The Washington Monument

On December 6, 1884, workers placed the 3,300-pound marble capstone on the Washington Monument and topped it with a nine-inch pyramid of cast aluminum, completing construction of the 555-foot Egyptian obelisk. Nearly fifty years earlier, the Washington National Monument Society choose Robert Mills‘ design to honor first American president and founding father George Washington. The privately funded organization laid the monument’s cornerstone on Independence Day, 1848, in Washington, D.C.

Horydczak on Top of Washington Monument, between 1920 and 1950. Washington as It Was: Photographs by Theodor Horydcak, 1923-1959

For twenty years, lack of funds and loss of support for the Washington National Monument Society left the obelisk incomplete at a height of about 156 feet. Finally, in 1876, President Ulysses Grant authorized the federal government to finish construction. The U.S. Army Corps of Engineers took over the project two years later.
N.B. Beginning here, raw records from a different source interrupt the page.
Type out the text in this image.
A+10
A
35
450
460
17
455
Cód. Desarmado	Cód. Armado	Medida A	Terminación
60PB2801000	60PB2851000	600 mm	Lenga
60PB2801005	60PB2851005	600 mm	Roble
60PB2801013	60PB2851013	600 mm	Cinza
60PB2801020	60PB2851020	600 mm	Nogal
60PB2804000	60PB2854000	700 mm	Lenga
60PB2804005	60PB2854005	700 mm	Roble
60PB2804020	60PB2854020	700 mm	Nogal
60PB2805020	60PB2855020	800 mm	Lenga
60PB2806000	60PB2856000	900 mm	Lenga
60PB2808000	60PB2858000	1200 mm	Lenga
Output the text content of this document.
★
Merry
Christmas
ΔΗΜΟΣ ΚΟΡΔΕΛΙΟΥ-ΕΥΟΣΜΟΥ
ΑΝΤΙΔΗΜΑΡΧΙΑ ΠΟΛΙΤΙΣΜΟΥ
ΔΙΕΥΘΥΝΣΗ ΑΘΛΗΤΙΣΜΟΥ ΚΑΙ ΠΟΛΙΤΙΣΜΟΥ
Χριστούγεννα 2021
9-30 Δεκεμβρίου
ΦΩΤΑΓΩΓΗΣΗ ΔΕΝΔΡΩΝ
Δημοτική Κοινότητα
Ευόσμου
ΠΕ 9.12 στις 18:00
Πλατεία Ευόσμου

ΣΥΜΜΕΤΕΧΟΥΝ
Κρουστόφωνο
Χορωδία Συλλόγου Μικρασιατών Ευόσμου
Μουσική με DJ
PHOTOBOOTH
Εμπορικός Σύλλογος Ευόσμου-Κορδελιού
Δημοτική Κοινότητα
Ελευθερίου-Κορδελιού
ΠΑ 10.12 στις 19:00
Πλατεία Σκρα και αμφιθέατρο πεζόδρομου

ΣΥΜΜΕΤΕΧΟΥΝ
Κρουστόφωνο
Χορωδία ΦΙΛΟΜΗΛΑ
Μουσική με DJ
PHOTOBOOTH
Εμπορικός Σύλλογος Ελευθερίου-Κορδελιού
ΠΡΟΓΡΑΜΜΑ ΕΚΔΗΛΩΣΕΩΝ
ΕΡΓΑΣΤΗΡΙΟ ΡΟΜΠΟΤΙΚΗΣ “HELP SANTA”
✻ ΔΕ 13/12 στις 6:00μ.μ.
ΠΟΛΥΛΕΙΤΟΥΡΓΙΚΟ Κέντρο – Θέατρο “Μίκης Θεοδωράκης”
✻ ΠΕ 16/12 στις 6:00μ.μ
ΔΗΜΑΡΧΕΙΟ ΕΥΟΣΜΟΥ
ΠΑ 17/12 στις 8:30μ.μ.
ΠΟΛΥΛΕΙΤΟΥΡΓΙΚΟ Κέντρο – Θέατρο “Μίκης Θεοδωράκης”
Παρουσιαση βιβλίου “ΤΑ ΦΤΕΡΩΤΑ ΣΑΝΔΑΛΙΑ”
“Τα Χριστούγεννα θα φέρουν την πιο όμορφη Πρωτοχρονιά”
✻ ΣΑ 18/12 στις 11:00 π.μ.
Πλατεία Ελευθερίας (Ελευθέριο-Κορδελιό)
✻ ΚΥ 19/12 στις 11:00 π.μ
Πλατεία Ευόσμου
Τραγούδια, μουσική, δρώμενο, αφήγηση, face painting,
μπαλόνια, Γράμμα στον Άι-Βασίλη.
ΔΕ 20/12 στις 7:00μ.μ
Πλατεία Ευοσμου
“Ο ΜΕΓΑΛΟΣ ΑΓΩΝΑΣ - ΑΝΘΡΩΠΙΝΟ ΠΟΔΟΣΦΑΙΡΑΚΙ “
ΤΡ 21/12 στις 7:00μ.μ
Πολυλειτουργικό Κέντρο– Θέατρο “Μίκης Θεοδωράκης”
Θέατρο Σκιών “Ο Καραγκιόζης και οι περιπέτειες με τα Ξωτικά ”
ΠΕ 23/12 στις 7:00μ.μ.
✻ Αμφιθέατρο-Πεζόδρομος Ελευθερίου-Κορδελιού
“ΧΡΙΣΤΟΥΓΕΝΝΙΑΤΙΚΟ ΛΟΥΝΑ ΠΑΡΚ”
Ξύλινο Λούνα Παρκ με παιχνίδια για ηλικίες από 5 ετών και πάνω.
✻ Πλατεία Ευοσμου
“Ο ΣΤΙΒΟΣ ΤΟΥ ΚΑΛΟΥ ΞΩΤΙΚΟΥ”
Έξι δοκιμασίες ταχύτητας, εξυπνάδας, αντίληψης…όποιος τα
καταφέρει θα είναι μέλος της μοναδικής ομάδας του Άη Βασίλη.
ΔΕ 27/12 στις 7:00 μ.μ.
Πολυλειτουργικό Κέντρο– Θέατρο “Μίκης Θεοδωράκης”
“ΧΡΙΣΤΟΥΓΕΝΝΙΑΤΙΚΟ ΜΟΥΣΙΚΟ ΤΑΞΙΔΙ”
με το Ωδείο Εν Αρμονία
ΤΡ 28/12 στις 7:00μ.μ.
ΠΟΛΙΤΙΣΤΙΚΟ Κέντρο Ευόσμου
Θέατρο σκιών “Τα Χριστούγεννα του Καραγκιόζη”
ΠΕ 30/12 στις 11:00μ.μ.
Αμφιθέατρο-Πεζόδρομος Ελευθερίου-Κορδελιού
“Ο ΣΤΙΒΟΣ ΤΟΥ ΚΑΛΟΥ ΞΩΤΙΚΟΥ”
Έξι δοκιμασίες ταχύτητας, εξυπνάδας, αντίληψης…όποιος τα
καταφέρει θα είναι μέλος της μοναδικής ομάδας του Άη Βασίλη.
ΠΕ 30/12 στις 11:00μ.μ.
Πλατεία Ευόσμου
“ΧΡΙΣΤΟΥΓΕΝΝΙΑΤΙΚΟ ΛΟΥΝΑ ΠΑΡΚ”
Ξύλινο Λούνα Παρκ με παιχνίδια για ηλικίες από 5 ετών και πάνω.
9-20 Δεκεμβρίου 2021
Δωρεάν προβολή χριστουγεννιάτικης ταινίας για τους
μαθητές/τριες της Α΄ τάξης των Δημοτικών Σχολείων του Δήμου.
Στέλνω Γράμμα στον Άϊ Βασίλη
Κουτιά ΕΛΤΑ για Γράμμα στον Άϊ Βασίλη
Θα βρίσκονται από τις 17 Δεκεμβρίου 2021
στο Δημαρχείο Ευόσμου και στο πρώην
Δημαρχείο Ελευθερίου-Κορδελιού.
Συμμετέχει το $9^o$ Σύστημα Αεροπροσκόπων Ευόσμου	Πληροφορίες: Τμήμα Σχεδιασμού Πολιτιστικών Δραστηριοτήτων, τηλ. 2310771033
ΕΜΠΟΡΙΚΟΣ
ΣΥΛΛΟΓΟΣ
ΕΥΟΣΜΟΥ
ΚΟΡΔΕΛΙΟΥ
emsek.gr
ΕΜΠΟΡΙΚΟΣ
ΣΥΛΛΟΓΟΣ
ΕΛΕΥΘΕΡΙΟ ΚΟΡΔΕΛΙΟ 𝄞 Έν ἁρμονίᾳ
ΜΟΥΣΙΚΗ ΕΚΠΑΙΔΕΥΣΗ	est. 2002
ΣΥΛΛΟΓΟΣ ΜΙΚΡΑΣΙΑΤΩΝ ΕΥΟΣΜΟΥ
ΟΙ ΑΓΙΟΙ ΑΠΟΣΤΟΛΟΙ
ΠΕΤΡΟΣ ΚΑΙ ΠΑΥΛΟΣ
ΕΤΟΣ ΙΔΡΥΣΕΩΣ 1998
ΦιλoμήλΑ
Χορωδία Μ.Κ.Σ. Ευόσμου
Washington Monument, between 1920 and 1950. Theodor Horydczak, photographer. Washington as It Was: Photographs by Theodor Horydcak, 1923-1959

Day and night, spring through winter, the Washington Monument is a focal point of the National Mall and a center of celebrations including concerts and the annual Independence Day fireworks display. The observation deck affords spectacular panoramic views of the nation’s capital.

When construction was completed in 1884, the Washington Monument was the world’s tallest masonry structure. Today, the approximately 36,000-stacked blocks of granite and marble compose the world’s tallest freestanding masonry structure. In a city of monuments, locals refer to the obelisk as “The Monument.” By law—District of Columbia building code–it will remain the tallest structure in Washington, D.C., dominating the skyline and accenting Pierre-Charles L’Enfant’s plan for the city.